As a scientist, I am trained to be wary of 'apophenia' or the propensity to see patterns where there are none, and specifically 'pareidolia' or seeing images in random stimuli, like seeing a dragon in the clouds. Pareidolia can be very useful as a visual artist. To the scientist it is a hazard, unless it recognized and happens to inspire ideas (as it often does to the artist). I think this training is why, I recognize in Kevin Van Aelst an artist with similar interests to me, but a mind which works quite differently than my own. His photographs show things masquerading as other things, often with a scientific or mathematical bent. (His C.V. says his background is psychology- perhaps this explains the lens through which he views his subjects.)

Consider what appears at first glance to be a pile of laundry, but on closer examination reveals a lesson in anatomy, complete with colours to indicate the nature of the blood (blue, deoxygenated vs. oxygenated red) in cardiovascular circulation:

The Heart, 2009, digital c-print, 40 x 30"

Or the fractal egg (with yolks illustrating the Cantor set), as if he sensed that a yolk was simply the first in a set to be subdivided. A pattern, which is not really there...


Or the more straightforward, map of Hawaii.

Hawaii, 2007, digital C-print, 12 x 18

Tuzo, with buttonsBut to me, this seemingly simple case of pareidolia, seeing a map in a spilled drink, hides a deeper insight.
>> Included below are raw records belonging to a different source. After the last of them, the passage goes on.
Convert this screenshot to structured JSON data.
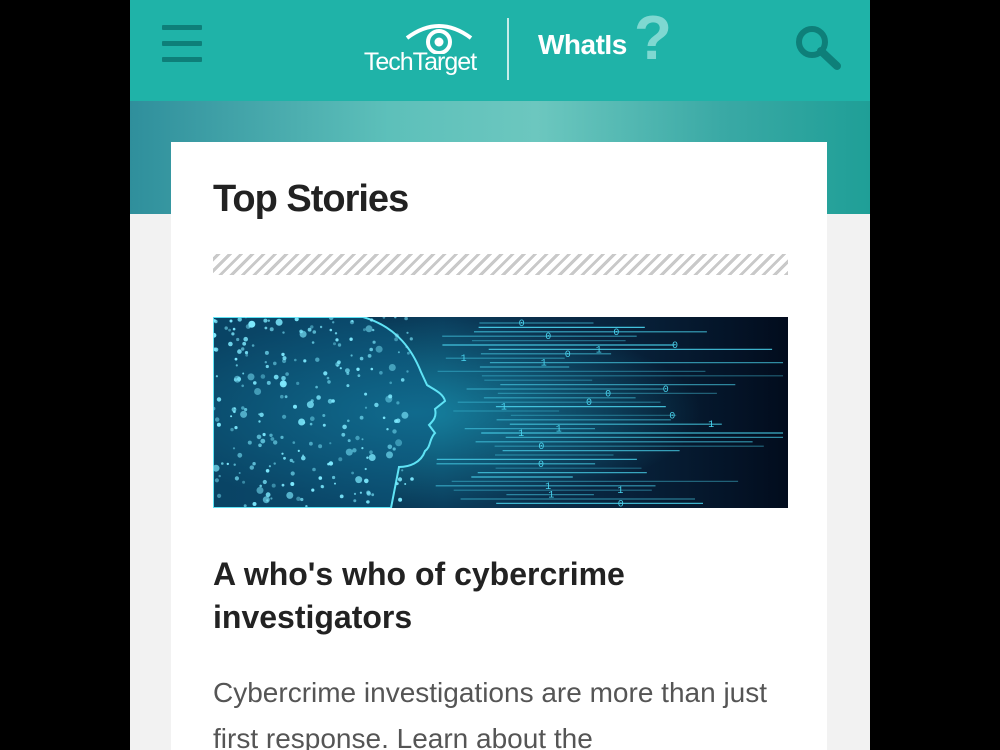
{
  "header": {
    "brand": "TechTarget",
    "site_name": "WhatIs",
    "site_mark": "?",
    "menu_icon": "hamburger-menu-icon",
    "search_icon": "search-icon"
  },
  "colors": {
    "header_bg": "#1fb3a8",
    "icon_dark_teal": "#0e7f79",
    "accent_light_teal": "#7fd8d1"
  },
  "section": {
    "title": "Top Stories"
  },
  "story": {
    "title": "A who's who of cybercrime investigators",
    "description": "Cybercrime investigations are more than just first response. Learn about the"
  }
}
As a geophysicist, I know that the man in the painting behind my shoulder, J. Tuzo Wilson explained that the Hawaiian islands were formed by upwelling molten rock at a fixed hotspot, as the Pacific tectonic plate moved northwest leaving a trail of volcanoes in its wake. Physics tells you inertial frames of reference are equivalent; we could sit on the hotspot for hundreds of million of years (ouch!) and watch the Pacific plate go by, or affix ourselves to the Pacific and watch the volcanoes appear in a line in the opposite direction. Suddenly, the spilled pop seems like a nice metaphor for island chain formation.

Some of his portfolio is just that: metaphors in unexpected media. Like cellular mitosis in doughnuts, complete with sprinkle chromosomes:

Cellular Mitosis (krispy kreme), 2005, series of 6 c-prints, each 16 x 20

Or clouds nomenclature in a coffee cup:

Common Clouds, 2007, Series of 9 digital C-prints and labels, each print: 16 x 20

But metaphor is also both a hazard (because it can lead to inaccuracy) and an invaluable tool (because it can lead to insight) to the scientist. Ultimately, the scientist and the artist share communication as a paramount goal. As such the place where they intersect is an area rife with possibility and creativity - and often humour.